Dalam rangka mendongkrak potensi 16 kawasan tersebut dengan empat tekad dan didukung dana pemberdayaan anggur merah, maka langkah-langkah taktis strategis yang segera dilakukan propinsi adalah: (1) lalu karakterisasi yang mendalam atas keunggulan komparatif semua kawasan sehingga jelas kawasan-kawasan mana yang sangat sesuai dengan jagung, sapi dan cendana, (2) bagaimana disain programnya (tunggal jagung atau sapi atau integrasi), (3) bagaimana mengimplementasikan program pengembangan kelembagaan koperasi agar dana anggur merah tidak habis begitu saja, (4) bagaimana organisasi pengelolanya, apakah ada satgas tertentu atau otorita atau cukup melalui koordinasi yang selama ini dijalankan, (5) bangun indikator keberhasilan, (6) bagaimana peta jalan (road map) program, (6) identifikasi dan mengajak para pihak (stakeholders) yang berminat dan relevan, dan (7) bagaimana cara pengendalian atau monitoring/evaluasi: apakah menurut level (kegiatan/program yang sudah/belum berjalan), apakah menurut waktu (awal/sebelum kegiatan, sedang berjalan dan sesudah selesai program) dan apakah bersifat fokus pada outcome (dampak) atau OBMNE (Outcome Based Monitoring and Evaluation).

Setelah tersusun grand design makro, maka untuk masing-masing komoditas (jagung, sapi, cendana) dan program koperasi dijabarkan dalam perencanaan teknis yang detail. Misalnya, jagung dimulai dari kegiatan perbenihan (siapa, berapa kebutuhan) ke program budidaya (dimana, berapa luas, bagaimana dengan pengadaan sarana produksi, butuh mekanisasi atau tidak, target produksi, produksi untuk makan atau pasar) lalu terakhir ke pasca panen (penyimpanan, pemasaran, harga, pengolahan).
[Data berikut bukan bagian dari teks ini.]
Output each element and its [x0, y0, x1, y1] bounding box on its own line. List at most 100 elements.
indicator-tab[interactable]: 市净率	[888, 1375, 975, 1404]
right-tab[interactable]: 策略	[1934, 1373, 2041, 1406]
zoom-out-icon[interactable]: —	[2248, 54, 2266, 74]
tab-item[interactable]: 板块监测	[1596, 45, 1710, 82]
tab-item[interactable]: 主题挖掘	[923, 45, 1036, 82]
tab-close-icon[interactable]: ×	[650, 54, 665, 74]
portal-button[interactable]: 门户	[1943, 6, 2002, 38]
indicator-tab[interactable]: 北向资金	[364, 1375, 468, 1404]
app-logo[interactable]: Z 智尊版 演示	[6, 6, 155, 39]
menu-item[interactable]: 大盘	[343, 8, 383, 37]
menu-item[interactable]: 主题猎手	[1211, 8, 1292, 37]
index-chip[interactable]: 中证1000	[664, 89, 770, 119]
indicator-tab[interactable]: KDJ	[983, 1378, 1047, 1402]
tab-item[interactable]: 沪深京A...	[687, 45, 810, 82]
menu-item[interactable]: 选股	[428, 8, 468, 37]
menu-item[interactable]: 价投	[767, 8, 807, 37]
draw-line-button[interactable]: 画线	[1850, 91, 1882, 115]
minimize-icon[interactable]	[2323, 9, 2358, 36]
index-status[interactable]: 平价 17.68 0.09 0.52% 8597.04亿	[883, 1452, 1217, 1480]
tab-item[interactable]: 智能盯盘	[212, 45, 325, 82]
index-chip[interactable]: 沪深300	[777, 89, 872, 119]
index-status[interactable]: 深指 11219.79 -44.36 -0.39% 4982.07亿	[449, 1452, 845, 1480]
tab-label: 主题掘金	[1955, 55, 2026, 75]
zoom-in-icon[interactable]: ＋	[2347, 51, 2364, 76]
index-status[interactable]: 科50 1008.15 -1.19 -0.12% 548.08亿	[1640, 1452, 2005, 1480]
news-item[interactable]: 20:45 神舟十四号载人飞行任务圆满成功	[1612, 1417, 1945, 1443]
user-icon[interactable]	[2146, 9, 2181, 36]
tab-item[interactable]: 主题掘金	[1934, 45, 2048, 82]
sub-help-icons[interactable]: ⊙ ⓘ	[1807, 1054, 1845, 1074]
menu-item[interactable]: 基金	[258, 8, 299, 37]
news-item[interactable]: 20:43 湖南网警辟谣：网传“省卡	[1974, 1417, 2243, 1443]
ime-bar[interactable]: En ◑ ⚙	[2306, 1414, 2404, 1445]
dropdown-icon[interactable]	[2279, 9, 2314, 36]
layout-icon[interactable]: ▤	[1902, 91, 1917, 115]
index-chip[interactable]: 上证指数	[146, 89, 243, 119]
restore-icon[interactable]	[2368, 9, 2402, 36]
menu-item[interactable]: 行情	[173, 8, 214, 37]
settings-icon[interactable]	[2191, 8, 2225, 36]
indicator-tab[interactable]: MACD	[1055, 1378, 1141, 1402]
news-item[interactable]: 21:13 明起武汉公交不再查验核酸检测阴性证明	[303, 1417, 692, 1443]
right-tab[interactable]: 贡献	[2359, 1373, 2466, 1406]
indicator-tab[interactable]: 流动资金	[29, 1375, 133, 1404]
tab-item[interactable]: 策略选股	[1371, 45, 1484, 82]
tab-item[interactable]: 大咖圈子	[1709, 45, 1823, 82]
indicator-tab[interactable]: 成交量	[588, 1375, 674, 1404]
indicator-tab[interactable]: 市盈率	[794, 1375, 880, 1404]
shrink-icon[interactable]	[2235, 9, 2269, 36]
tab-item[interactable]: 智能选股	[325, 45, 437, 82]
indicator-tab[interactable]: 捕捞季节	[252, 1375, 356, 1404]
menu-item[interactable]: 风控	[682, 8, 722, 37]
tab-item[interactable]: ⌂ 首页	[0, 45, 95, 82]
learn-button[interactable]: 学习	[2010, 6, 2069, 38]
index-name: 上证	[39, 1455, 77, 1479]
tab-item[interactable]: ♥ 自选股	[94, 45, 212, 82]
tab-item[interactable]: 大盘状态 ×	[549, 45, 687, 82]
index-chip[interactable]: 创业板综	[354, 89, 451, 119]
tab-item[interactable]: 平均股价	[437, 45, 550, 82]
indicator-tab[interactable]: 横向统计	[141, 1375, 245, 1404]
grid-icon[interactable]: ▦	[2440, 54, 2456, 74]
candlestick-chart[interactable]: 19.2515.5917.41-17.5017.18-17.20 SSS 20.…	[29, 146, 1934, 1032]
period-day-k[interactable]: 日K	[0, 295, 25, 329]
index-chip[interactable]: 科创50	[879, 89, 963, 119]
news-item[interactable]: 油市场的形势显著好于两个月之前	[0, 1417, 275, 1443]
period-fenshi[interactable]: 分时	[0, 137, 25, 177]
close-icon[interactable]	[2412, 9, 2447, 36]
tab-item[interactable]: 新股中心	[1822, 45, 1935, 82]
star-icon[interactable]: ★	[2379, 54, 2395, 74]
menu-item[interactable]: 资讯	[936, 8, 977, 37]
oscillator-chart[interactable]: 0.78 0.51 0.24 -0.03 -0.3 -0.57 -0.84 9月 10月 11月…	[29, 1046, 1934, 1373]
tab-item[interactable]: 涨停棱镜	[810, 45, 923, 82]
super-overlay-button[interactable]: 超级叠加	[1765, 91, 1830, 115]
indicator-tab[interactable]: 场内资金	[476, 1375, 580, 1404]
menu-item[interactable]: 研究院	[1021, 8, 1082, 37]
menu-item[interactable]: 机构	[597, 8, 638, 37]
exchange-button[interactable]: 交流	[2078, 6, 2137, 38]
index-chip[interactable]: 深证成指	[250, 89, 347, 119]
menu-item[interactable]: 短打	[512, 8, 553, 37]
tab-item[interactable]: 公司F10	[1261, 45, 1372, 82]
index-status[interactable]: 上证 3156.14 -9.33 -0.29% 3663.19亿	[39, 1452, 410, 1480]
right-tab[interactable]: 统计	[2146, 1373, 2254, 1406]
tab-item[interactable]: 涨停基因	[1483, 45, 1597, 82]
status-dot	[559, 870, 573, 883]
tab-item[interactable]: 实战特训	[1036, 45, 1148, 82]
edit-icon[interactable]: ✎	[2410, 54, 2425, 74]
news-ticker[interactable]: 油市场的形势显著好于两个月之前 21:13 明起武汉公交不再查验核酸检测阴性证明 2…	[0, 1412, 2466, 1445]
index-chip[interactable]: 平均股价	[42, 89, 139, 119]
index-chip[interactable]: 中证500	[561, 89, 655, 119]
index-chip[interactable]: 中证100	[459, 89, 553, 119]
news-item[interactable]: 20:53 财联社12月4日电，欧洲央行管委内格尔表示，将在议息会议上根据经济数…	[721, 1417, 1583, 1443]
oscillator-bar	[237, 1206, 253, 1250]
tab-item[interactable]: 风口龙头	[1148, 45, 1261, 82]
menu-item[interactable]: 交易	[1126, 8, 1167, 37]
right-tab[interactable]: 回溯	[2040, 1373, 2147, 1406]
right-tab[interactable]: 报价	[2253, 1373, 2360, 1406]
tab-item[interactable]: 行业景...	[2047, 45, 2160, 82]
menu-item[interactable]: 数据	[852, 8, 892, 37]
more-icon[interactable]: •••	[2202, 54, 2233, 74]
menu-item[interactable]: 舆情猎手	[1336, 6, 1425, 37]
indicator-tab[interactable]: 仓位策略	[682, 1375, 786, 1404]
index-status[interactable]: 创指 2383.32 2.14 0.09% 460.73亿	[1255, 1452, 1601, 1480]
Demikian juga sapi; harus dimulai dari perbibitan (di mana oleh siapa, berapa target produksi) lalu distribusi (kolektif atau individual, berapa skala untuk masing-masing kategori) dan pemasaran (hidup atau olahan). Cendana (seperti diakui bapak gubernur saat audiensi dengan BPTP NTT tanggal 20 September 2010) memerlukan ekosistem spesifik dan mungkin sulit dikembangkan secara massal tetapi dapat didisain menjadi produk wisata pendidikan sebagai pusat pembelajaran. Koperasi jelas harus menjadi wadah perekat dan penggerak dengan tiga fungsi utama: (1) lembaga permodalan, (2) lembaga pemasaran, dan (3) lembaga perwujudan semangat gotong-royong.

Peran propinsi pada kawasan pengembangan lainnya (DAS kritis, wilayah laut dan perbatasan serta wilayah terkebelakang) mungkin lebih pada koordinasi dan sinkronisasi kebijakan serta pendanaan. Koordinasi dilakukan dengan pemerintah pusat, pemerintah kabupaten/kota dan semua pihak terkait (Lembaga Penelitian, Lembaga Internasional, LSM dan Lembaga Kemasyarakatan). Khusus untuk kawasan terkebelakang, peran propinsi mungkin lebih fokus pada koordinasi untuk pembangunan infrastruktur agar isolasi dapat dibuka sehingga arus transportasi dan informasi menjadi lancar.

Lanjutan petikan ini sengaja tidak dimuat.